# DP510: can I copy HD programs to my computer?



## d1taylor (Jan 3, 2004)

My DP510 is filling up and my wife keeps telling me that she doesn't want me to delete stuff we've watched in case we want to watch it again. Since I have some very powerful computers in my house and plenty of disk space on them, I'm wondering if there's any way to get to the hard disk in the DP510 and copy programs onto a different system? I do have video capture equipment (an ElGato EyeTV200) so I can just play the material and recapture it, but then there's a generation degradation of the image which I'd like to avoid.

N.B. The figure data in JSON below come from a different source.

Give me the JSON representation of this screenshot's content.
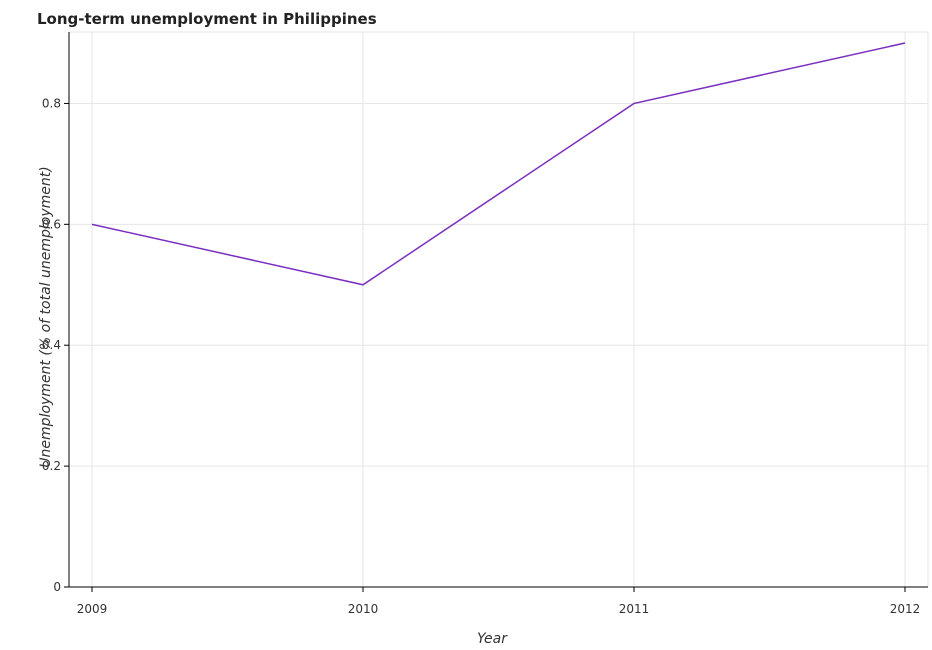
{
  "chart_data": {
    "type": "line",
    "title": "Long-term unemployment in Philippines",
    "xlabel": "Year",
    "ylabel": "Unemployment (% of total unemployment)",
    "categories": [
      "2009",
      "2010",
      "2011",
      "2012"
    ],
    "series": [
      {
        "values": [
          0.6,
          0.5,
          0.8,
          0.9
        ],
        "color": "#7b2fbf"
      }
    ],
    "ylim": [
      0,
      0.9
    ],
    "yticks": [
      0,
      0.2,
      0.4,
      0.6,
      0.8
    ],
    "ytick_labels": [
      "0",
      "0.2",
      "0.4",
      "0.6",
      "0.8"
    ],
    "grid": true,
    "legend": "none"
  }
}
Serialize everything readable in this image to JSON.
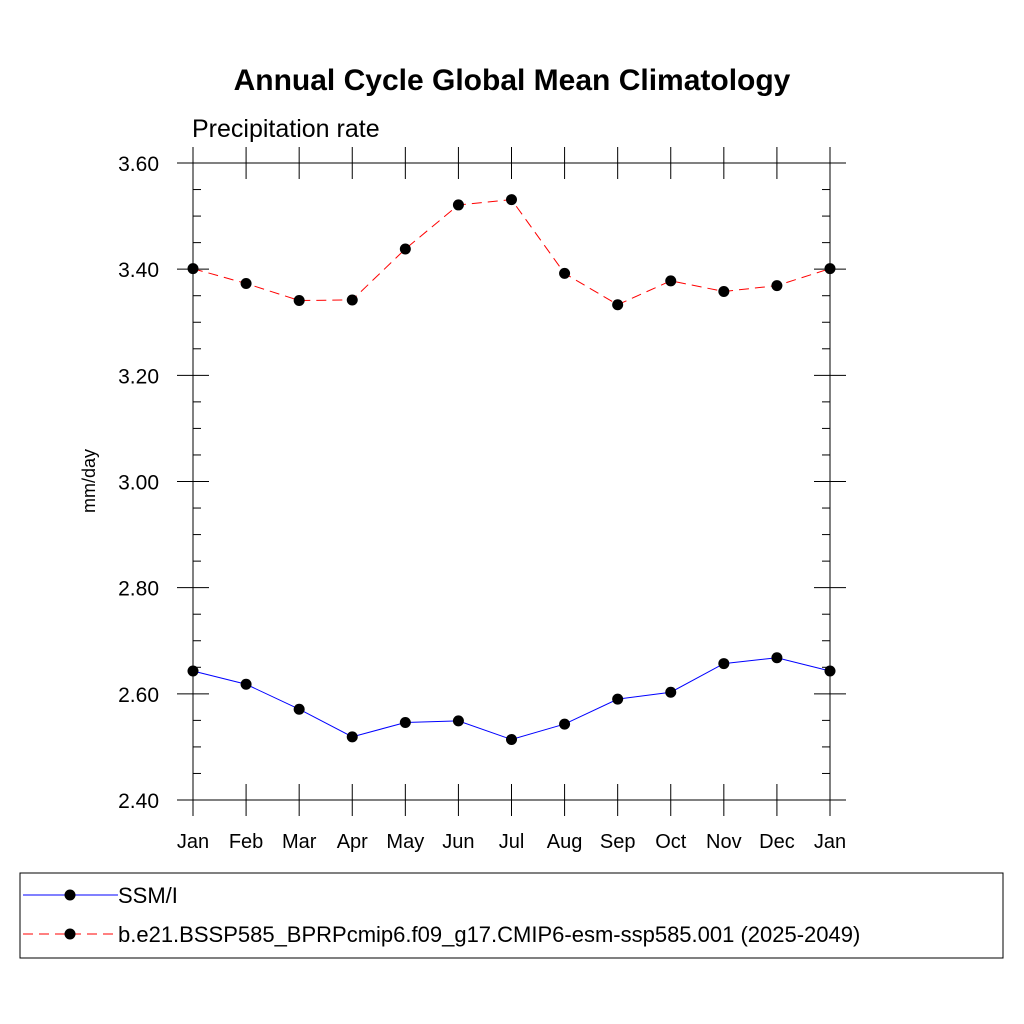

Any way to do this? Thanks!


----------



## retiredTech (Oct 27, 2003)

no legal or easy way to copy direct from HD, 
use S-video L/R out for capture,
if you are "seeing" degradation then you're doing something wrong, 
heck ,even copied to VHS is not "that bad".


----------



## boba (May 23, 2003)

What is recorded on your hard drive is DISH'S compressed digital data stream, the only way to display a picture is to process it through DISH'S receiver.


----------



## Guest (Mar 27, 2004)

You can transfer vids from HD to PC with a Replaytv. Then burn to dvds if you have a burner.


----------



## Guest (Mar 27, 2004)

Go to:

http://groups.yahoo.com/group/dishrip/

There you will find software and instructions for directly dumping the video files from the DVR to your computer. The setup is a little difficult if you've never messed with hard drives before, but after the firsr time, it's easy.

I should say that doing this will void your warranty, so proceed with caution. Oh, and there's nothing illegal about this.


----------



## Roger Tee (Feb 22, 2004)

I'll second the not illegal bit.. As i understand it, the 50X series data isn't encrypted or copy protected so the DMCA shouldn't enter into it.

Having said that the easiest way is to buy a stand alone DVD recorder. Last time I looked they were starting around $249 and up depending on features.

OTOH opening up your 510 will void the warranty if you break the security seal on teh drive.


----------